Each operation becomes a Veridex tool contract with:

  • safety class inferred from the HTTP method
  • schema preserved from parameters and request body
  • response schema preserved when possible
  • OpenAPI metadata attached to the tool

Live Runtime Bridges

Adapters are for definitions. Bridges are for real execution.

OpenAI Agents SDK bridge

import { OpenAIRuntimeBridge } from '@veridex/agents-adapters';

const bridge = new OpenAIRuntimeBridge({
  name: 'existing-openai-agent',
  agent: existingOpenAIAgent,
  runner: {
    run: async (agent, input, options) => existingRunner.run(agent, input, options),
  },
});

const result = await bridge.invoke({
  prompt: 'Summarize the escalation policy',
});

console.log(result.output);

Use a bridge as a Veridex tool

const remoteTool = bridge.asTool({
  name: 'delegate_to_existing_agent',
  safetyClass: 'network',
});

Use a bridge as a handoff target

const handoffHandlers = {
  external_support_agent: bridge.asHandoffHandler(),
};

This is the recommended migration path when you want Veridex governance, approvals, traces, or budgets around an external runtime without a full rewrite on day one.

Migration Strategy

The best way to adopt this package is usually:

  1. import or bridge the existing agent
  2. run it through Veridex for tracing and policy
  3. replace stub executors with real executors or tools
  4. move sensitive or payment-related behavior into Veridex-native contracts over time

That keeps migration practical instead of forcing a big-bang rewrite.
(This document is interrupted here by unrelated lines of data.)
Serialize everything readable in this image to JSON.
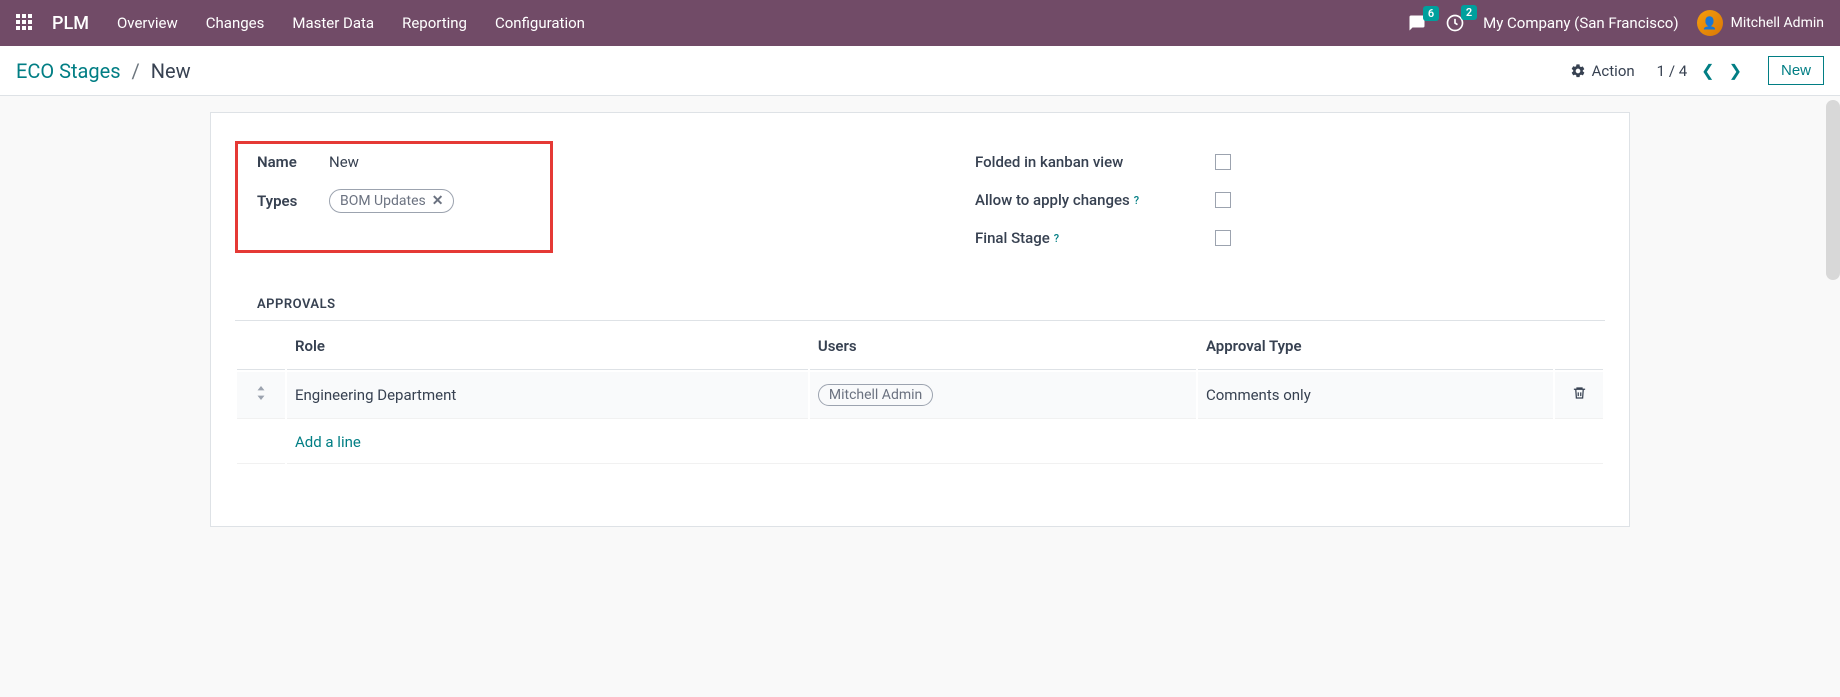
{
  "topnav": {
    "app": "PLM",
    "items": [
      "Overview",
      "Changes",
      "Master Data",
      "Reporting",
      "Configuration"
    ],
    "messages_badge": "6",
    "activity_badge": "2",
    "company": "My Company (San Francisco)",
    "user": "Mitchell Admin"
  },
  "breadcrumb": {
    "parent": "ECO Stages",
    "current": "New",
    "action_label": "Action",
    "pager": "1 / 4",
    "new_label": "New"
  },
  "form": {
    "name_label": "Name",
    "name_value": "New",
    "types_label": "Types",
    "types_tag": "BOM Updates",
    "folded_label": "Folded in kanban view",
    "allow_label": "Allow to apply changes",
    "final_label": "Final Stage"
  },
  "approvals": {
    "section": "APPROVALS",
    "columns": {
      "role": "Role",
      "users": "Users",
      "approval_type": "Approval Type"
    },
    "rows": [
      {
        "role": "Engineering Department",
        "user": "Mitchell Admin",
        "approval_type": "Comments only"
      }
    ],
    "add_line": "Add a line"
  }
}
What Gets Lost Across Frameworks

No framework adapter is perfect. Common gaps include:

  • memory configuration
  • hook semantics
  • framework-specific workflow graphs
  • native approval or governance behavior
  • custom runtime middleware

The adapters preserve metadata and emit warnings so these gaps stay visible.

Related Packages

| Package | Use it with | |---|---| | @veridex/agents | Required target runtime for imported tools and definitions | | @veridex/agents-openclaw | Use when the external system is OpenClaw or Pi rather than OpenAI, LangGraph, or PydanticAI | | @veridex/agents-control-plane | Add governance, approvals, and audit around bridged runtimes |

Known Rough Edges

  • Import/export support is necessarily lossy across frameworks with different abstractions.
  • Live bridge coverage will keep improving as more real deployments are integrated.
  • Some adapters intentionally produce stub executors so imports fail closed rather than pretending to be production-ready.

Contributions are especially welcome around migration examples, richer adapter fidelity, and more real deployment fixtures in tests.